Abbas is a moderate who has tied his political career, first as prime minister then as president, to a negotiated two-state peace agreement. He has refused to resume talks with the Israelis until all settlement construction is halted, an Israeli obligation under the 2003 US road map, which remains the basis of Middle East peace talks.
Earlierthis year, Washington also insisted Israel stop all settlement activity, but has since significantly softened its position, asking instead for Israeli "restraint". That change in approach culminated last weekend in when Hillary Clinton, the US secretary of state, provoking Palestinian and Arab anger by praising as "unprecedented" a partial settlement freeze offer from Israel.
Israel says it will offer a temporary freeze but with significant caveats, including the continued construction of 3,000 settler homes, as well as continued building in east Jerusalem settlements and of all public projects in settlements. The Israeli prime minister, Binyamin Netanyahu, leads a rightwing cabinet that is largely supportive of the settlement project.
Yesterday, the Palestinian chief negotiator, Saeb Erekat, said the Israeli proposal effectively meant more settlement homes would be built in the next two years than in 2008 and 2009. There are now nearly 500,000 Jewish settlers living in east Jerusalem and the West Bank, although settlement on occupied land is illegal under international law.
Erekat said the international community faced a "critical moment" in the Middle East and that it may be time for the Palestinians to start arguing in favour of a one-state solution, a bi-national state of Jews and Arabs on the same land.
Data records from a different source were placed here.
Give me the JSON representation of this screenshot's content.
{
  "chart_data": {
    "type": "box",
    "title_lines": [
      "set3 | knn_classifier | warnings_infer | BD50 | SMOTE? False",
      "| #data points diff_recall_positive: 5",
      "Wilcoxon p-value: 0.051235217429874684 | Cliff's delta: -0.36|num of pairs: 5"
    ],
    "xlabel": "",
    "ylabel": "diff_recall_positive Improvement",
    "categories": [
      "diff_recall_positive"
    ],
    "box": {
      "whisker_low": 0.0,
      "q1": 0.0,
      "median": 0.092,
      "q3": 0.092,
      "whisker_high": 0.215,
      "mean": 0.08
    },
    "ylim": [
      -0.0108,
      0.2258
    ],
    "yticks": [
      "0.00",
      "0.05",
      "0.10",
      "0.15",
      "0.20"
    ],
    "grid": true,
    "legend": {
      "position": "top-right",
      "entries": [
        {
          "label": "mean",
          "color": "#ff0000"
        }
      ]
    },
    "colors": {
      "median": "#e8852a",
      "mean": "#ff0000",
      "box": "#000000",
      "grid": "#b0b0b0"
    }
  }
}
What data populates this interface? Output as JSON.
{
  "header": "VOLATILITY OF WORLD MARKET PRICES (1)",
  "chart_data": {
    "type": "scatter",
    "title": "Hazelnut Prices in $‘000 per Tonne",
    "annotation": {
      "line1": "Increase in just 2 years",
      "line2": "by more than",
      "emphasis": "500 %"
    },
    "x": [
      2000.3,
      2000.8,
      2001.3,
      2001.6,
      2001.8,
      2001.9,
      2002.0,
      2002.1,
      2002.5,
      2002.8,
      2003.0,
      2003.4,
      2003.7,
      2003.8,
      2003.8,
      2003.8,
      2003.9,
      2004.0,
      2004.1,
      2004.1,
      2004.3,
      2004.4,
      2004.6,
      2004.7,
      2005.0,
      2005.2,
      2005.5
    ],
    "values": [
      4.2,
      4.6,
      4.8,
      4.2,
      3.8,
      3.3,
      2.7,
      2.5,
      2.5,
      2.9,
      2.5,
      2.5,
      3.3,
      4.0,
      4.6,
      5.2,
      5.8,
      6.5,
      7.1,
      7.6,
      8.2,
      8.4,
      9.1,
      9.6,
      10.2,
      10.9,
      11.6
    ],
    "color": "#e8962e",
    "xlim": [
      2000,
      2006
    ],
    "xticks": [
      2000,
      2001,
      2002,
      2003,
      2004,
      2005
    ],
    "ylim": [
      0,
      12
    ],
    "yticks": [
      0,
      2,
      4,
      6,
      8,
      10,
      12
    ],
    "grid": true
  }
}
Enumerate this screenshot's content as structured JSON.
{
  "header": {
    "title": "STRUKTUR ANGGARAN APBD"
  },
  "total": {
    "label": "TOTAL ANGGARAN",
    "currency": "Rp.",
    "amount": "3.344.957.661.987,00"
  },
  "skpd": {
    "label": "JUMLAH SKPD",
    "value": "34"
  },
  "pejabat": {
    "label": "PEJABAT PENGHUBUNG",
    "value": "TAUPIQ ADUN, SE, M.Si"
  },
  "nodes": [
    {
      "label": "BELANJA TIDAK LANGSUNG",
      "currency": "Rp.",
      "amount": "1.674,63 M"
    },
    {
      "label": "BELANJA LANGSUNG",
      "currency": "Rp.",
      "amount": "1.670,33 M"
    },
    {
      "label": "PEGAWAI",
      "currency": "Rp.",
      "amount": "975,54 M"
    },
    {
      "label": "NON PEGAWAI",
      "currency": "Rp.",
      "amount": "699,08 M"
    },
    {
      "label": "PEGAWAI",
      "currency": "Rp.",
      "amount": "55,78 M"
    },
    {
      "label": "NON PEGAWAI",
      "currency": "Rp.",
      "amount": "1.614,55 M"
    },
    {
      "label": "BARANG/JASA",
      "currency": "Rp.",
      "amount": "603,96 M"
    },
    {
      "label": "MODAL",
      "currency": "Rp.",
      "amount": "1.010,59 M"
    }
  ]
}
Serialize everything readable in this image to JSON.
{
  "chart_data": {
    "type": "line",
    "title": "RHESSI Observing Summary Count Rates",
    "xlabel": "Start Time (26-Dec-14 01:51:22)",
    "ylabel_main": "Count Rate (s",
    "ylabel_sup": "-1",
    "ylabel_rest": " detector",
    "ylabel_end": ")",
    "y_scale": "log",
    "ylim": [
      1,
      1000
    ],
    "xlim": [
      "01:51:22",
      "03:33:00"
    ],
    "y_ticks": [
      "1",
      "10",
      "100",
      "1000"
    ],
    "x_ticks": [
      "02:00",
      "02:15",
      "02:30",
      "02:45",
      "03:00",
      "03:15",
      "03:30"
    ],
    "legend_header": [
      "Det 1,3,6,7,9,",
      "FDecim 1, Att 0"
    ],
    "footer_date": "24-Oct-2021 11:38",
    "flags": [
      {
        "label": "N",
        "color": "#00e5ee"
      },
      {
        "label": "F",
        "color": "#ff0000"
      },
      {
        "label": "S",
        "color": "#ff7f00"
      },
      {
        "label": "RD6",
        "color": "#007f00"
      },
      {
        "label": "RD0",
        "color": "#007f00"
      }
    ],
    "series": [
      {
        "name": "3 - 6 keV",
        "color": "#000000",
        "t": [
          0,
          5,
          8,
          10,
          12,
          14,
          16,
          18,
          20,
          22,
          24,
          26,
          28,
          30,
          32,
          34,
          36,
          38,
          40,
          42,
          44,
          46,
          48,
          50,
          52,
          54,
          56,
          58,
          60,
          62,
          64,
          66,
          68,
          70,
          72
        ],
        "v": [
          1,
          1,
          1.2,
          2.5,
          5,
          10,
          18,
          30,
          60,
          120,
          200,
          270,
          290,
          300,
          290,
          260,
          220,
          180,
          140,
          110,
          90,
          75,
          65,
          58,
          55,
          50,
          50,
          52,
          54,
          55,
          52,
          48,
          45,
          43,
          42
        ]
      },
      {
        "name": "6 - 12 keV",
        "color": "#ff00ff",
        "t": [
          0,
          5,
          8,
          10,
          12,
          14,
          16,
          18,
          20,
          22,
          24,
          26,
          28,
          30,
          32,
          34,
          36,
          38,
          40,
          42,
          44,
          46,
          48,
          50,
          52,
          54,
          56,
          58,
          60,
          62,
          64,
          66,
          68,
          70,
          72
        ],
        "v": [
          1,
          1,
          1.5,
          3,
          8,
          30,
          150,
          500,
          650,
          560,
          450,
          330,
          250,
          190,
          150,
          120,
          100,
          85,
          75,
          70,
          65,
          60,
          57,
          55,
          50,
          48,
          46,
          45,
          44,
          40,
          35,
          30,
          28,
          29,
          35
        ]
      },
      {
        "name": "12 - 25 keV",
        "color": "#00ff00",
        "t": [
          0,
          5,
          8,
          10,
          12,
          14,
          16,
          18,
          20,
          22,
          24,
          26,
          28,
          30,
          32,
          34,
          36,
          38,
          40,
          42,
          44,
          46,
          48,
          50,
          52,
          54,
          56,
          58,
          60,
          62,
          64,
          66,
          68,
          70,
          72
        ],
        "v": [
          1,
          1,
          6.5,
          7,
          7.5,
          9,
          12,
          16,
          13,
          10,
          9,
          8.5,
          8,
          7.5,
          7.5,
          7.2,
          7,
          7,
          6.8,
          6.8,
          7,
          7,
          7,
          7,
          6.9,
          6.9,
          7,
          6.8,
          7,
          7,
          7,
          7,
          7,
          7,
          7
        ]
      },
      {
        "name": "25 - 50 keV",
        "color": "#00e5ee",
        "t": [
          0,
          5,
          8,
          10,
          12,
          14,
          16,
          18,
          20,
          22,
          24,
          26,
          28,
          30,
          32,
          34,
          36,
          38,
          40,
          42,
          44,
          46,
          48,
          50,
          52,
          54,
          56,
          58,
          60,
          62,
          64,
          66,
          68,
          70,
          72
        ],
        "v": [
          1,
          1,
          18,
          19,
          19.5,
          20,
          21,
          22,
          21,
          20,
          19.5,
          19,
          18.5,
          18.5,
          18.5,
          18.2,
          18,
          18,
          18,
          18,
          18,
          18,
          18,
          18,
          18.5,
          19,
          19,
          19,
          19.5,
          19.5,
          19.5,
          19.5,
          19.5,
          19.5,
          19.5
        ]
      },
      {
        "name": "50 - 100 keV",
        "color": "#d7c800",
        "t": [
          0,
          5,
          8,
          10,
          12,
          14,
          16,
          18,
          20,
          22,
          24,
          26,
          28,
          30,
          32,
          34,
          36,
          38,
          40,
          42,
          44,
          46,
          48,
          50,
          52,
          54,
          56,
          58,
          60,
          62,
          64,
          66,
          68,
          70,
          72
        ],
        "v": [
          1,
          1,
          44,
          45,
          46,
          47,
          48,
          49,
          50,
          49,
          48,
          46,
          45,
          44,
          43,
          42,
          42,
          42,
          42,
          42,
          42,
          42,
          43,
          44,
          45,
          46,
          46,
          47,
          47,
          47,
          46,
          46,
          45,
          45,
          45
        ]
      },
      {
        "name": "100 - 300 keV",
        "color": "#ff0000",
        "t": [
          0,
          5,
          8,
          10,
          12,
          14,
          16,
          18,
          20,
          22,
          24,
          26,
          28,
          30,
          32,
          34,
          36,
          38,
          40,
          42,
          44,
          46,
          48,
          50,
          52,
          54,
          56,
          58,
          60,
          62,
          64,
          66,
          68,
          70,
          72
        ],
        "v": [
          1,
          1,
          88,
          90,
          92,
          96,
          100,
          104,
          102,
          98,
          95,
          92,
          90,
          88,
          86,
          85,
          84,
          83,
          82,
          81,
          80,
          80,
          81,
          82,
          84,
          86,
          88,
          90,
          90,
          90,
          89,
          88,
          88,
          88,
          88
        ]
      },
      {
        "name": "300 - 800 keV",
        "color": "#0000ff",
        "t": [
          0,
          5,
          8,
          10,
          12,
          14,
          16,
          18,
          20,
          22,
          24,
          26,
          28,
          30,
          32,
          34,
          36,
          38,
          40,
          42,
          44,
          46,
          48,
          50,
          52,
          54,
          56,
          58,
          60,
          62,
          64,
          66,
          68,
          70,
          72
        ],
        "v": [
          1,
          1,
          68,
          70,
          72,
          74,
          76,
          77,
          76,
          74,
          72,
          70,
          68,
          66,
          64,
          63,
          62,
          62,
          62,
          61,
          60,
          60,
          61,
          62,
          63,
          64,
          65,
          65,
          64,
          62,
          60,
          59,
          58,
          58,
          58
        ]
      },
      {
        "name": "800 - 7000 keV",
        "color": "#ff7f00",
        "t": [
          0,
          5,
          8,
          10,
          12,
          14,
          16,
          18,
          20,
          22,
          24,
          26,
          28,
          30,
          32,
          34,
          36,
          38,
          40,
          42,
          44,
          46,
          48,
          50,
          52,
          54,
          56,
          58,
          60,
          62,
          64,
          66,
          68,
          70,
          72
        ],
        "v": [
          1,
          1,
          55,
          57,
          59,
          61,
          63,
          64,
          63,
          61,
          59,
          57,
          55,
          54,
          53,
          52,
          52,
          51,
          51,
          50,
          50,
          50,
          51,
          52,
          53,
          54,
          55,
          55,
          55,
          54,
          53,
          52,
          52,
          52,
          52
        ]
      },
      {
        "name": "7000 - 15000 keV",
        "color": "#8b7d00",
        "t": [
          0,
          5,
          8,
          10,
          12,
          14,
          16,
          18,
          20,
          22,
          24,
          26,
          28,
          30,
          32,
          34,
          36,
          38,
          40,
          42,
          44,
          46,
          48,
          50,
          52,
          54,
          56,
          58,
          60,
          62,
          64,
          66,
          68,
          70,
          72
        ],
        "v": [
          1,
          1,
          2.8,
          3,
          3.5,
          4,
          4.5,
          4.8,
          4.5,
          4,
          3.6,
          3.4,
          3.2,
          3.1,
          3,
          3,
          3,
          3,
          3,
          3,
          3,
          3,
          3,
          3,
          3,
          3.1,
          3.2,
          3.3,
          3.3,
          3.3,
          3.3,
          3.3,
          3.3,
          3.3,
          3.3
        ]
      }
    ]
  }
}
Israel bitterly opposes such an idea.
"President Abbas will have to come to his moment of truth and tell that to his people, tell them that we tried but now it's not an option to talk about two states because Israel destroyed it with settlements and walls," Erekat said. He said the Palestinians were not walking away from negotiations, but wanted the US to create a "realistic political track" for two-state peace talks.
Abbas has seen his credibility among Palestinians damaged in recent months. First, he agreed to meet Netanyahu in New York in September, just days after insisting there would be no meeting without an Israeli settlement freeze. Then last month, under US pressure, he withdrew Palestinian support for a UN human rights council resolution endorsing a report into the Gaza war, by the South African judge Richard Goldstone. Within days, Abbas reversed his decision and the report was endorsed by the council and is also likely to be endorsed by the UN general assembly this week.